The Electronic Frontier Foundation (Aug. 19) announced a Wikipedia Edit-a-thon on August 23 that was held simultaneously in Mexico City, Mexico and Bogotá, Colombia. The EFF, Wikimedia México, and a number of Latin American hacker organizations collaborated on improving articles related to digital rights on the Spanish Wikipedia.

Baltimore Brew announced (Aug. 20) an Edit-a-thon held by the Baltimore Wikipedians at the Red Emma's Bookstore Coffeehouse on August 23 to improve articles on the history of Baltimore, Maryland.

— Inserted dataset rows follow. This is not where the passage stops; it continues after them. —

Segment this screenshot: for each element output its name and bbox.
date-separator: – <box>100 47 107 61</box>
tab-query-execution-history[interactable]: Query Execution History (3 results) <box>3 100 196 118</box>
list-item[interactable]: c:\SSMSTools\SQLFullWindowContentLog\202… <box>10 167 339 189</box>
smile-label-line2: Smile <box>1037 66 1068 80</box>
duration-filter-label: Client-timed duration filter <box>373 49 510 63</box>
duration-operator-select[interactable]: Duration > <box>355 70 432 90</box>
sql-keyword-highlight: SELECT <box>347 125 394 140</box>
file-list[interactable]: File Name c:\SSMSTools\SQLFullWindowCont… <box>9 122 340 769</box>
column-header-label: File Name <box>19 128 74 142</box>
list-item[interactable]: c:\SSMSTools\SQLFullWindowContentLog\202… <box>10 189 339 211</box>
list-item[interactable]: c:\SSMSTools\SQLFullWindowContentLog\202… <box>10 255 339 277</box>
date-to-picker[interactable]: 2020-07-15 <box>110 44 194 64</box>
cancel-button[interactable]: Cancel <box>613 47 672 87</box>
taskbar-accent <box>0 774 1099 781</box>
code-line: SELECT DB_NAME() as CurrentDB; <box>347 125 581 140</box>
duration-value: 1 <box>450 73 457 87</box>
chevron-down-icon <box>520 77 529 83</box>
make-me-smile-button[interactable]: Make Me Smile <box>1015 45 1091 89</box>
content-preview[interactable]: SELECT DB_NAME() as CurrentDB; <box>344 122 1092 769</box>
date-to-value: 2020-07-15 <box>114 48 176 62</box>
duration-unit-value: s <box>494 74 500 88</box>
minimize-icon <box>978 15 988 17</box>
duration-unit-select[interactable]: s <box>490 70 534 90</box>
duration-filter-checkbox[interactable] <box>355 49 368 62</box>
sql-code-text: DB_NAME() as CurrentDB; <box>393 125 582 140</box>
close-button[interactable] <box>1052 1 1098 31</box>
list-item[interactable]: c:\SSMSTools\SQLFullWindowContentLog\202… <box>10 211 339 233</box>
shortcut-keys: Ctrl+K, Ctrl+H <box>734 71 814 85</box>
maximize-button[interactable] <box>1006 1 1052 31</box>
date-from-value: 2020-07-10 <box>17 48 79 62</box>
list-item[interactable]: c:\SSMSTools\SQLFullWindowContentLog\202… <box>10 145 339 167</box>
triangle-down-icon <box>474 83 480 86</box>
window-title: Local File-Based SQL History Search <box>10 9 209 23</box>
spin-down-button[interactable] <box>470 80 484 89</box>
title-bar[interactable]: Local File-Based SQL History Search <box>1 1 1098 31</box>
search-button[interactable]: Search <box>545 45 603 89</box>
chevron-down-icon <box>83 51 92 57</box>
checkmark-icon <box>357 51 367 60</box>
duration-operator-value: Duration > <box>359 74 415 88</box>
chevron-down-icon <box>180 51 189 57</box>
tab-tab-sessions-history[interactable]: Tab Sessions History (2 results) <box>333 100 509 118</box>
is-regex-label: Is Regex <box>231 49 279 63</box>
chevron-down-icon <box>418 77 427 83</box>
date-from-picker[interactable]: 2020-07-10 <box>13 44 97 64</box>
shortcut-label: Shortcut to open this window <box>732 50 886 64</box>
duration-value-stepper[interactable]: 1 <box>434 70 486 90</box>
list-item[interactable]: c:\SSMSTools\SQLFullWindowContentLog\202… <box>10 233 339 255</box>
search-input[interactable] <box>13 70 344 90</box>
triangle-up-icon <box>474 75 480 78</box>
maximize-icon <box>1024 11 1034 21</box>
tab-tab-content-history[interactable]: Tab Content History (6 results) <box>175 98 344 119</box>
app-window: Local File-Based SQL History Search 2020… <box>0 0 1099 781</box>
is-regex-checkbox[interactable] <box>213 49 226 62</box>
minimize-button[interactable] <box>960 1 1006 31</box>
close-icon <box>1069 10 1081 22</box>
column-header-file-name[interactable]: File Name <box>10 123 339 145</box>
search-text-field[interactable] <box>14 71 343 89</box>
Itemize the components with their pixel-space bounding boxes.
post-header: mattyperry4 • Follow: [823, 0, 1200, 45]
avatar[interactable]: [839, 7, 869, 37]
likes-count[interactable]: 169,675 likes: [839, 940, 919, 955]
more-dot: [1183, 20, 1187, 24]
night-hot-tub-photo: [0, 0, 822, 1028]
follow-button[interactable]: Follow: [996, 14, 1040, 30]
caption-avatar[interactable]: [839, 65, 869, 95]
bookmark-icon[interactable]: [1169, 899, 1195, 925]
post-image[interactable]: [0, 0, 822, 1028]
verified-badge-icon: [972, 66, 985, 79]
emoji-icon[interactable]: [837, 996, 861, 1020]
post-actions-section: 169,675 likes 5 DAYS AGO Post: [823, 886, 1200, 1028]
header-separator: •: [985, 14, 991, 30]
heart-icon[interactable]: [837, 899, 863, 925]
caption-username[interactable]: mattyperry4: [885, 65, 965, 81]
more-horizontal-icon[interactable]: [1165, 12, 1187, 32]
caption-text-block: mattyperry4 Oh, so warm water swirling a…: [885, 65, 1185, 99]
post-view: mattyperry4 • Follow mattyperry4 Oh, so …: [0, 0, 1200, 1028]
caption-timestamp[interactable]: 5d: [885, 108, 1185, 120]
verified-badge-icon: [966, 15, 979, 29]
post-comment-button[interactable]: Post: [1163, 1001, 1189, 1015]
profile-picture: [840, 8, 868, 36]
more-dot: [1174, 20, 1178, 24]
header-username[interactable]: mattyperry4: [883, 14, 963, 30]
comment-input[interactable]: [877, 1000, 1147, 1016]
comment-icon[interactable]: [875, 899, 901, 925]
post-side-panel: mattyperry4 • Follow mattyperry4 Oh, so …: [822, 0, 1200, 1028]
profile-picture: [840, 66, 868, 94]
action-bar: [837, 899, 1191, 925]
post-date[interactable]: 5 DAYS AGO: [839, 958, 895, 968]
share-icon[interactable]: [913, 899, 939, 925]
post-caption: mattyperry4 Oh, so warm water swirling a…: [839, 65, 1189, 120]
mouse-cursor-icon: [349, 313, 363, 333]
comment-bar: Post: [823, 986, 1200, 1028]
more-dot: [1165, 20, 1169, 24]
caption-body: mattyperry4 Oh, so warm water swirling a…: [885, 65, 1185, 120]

The Canberra Times and Seven News reported on the first "Wikibomb" in Australia on August 14. 144 people participated in an event online and at the Australian Academy of Science to create and improve Wikipedia articles on female Australian scientists in conjunction with National Science Week. A full list of articles can be found at Category:Wikibomb2014.

In brief

Rebecca Bardoux
  • The Quinnspiracy: On Cracked, video game developer Zoe Quinn discusses the harassment she received being "The Internet's Most Hated Person" (Sept. 16) in the wake of "GamerGate", including malicious Wikipedia edits wishing her dead.
  • Checking in with Britannica: The Chicago Tribune talks with (Sept. 10) Jorge Cauz, President of Encyclopædia Britannica, Inc., (see previous Signpost coverage) about their latest efforts to compete with Wikipedia. Cauz said

    I think the honeymoon for 'everything goes' is over...I think people are understanding that even though digital technologies are great ways of creating and disseminating content, knowledge and scholarship are not democracies. There are people that know better, and the challenge is how to make that knowledge more efficient and make that knowledge reach many, many more people.

  • What's my password?: CNN is among the news outlets speculating (Sept. 4) that Wikipedia was a source of biographical information used to derive the answers to security questions or passwords in the August 2014 celebrity photo leaks.
  • No laughing matter: On the August 28 episode of her podcast The Bardoux Show, adult film actress Rebecca Bardoux complained that her Wikipedia article no longer contained information regarding her work in stand-up comedy. The removal was part of a still-continuing editing dispute, which spilled over onto multiple noticeboards, regarding whether or not the sources documenting her comedy work and other aspects of her career met the criteria of the reliable sources guideline. She also discussed similar problems encountered by another adult film actress, Brittany Andrews, who complained on Bardoux's Facebook page about Wikipedia’s focus on activities in pornography, writing "they absolutely do not care at all if you've done anything mainstream if you take it up the ass with two penises it will also get on there in a second - if you win the Nobel Prize they have zero interest”. Bardoux expressed the desire for stronger legal controls on the Internet, at one point fantasizing about being married to an attorney. She urged her audience to “go and write a letter to Wikipedia to tell them that they suck."